Tutta la vita davanti. Paolo Virzì ci fece un film, raccontando in salsa agrodolce le dinamiche ossessive dei call center e delle loro atmosfere precarie. Alessandra, invece, ne ha tratto il senso della sua nuova esistenza, avviata due anni fa al volante di un camper: destinazione Fuerteventura, isola delle Canarie, dove oggi la 32enne di Piana di Mapello vive, lavora, si bagna i piedi nell’oceano.

La storia di Alessandra Manzoni inizia negli anni 2000 dai banchi dell’istituto alberghiero di San Pellegrino, frequentato coltivando il sogno delle navi da crociera su cui lavorare solcando l’orbe terracqueo. «Un miraggio, rimasto tale: dopo il diploma sono finita a lavorare in una catena di elettronica ed elettrodomestici, divisione computer: anni di apprendistato conclusi senza l’assunzione che mi aspettavo». Un triste classico per chi è costretto al tirocinio senza prospettive sul lungo termine. «Poi mi hanno proposto l’impiego al call center: un mezzo delirio, telefonate da tutta Italia per gestire clientela, ordini e problemi di ogni tipo. Però è stato assolutamente formativo, mi sono fatta una bella esperienza e tolta anche soddisfazioni, salendo di livello e di responsabilità. Tutte cose che mi sono tornate utili dopo».

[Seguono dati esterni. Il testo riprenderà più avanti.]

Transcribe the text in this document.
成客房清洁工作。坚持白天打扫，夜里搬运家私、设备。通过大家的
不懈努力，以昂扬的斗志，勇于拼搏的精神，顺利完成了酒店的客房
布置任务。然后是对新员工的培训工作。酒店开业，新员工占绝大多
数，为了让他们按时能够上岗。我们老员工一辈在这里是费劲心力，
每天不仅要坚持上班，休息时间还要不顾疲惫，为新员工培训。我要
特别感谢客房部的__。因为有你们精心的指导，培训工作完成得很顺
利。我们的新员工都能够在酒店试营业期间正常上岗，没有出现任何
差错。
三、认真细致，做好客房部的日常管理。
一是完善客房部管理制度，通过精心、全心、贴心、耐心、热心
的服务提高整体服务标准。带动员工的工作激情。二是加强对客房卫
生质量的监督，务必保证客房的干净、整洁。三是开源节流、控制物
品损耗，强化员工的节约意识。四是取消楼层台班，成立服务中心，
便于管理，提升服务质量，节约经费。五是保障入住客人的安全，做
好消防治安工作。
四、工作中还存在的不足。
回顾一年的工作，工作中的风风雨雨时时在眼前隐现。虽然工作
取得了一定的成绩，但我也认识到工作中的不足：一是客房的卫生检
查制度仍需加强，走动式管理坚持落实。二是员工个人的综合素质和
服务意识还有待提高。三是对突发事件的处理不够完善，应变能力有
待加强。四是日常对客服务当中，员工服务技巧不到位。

Il sipario sul «dopo» inizia a sollevarsi nell’estate del 2015, quando la voglia di una vacanza tutta sole spinge Alessandra a Fuerteventura. «Le Canarie le ho conosciute abbastanza, ma né Tenerife né Lanzarote mi hanno mai detto granché. Con Fuerte, invece, è stato amore a prima vista: ho subito sentito nell’aria una magia assoluta, un’atmosfera che ti prende, ti tira e non ti molla più. Potrei raccontare di spazi infiniti, distese di sabbia e colori indescrivibili: ma non riuscirei ugualmente a esprimere l’incredibile sensazione che ho provato, perdendomi nell’immensità del niente».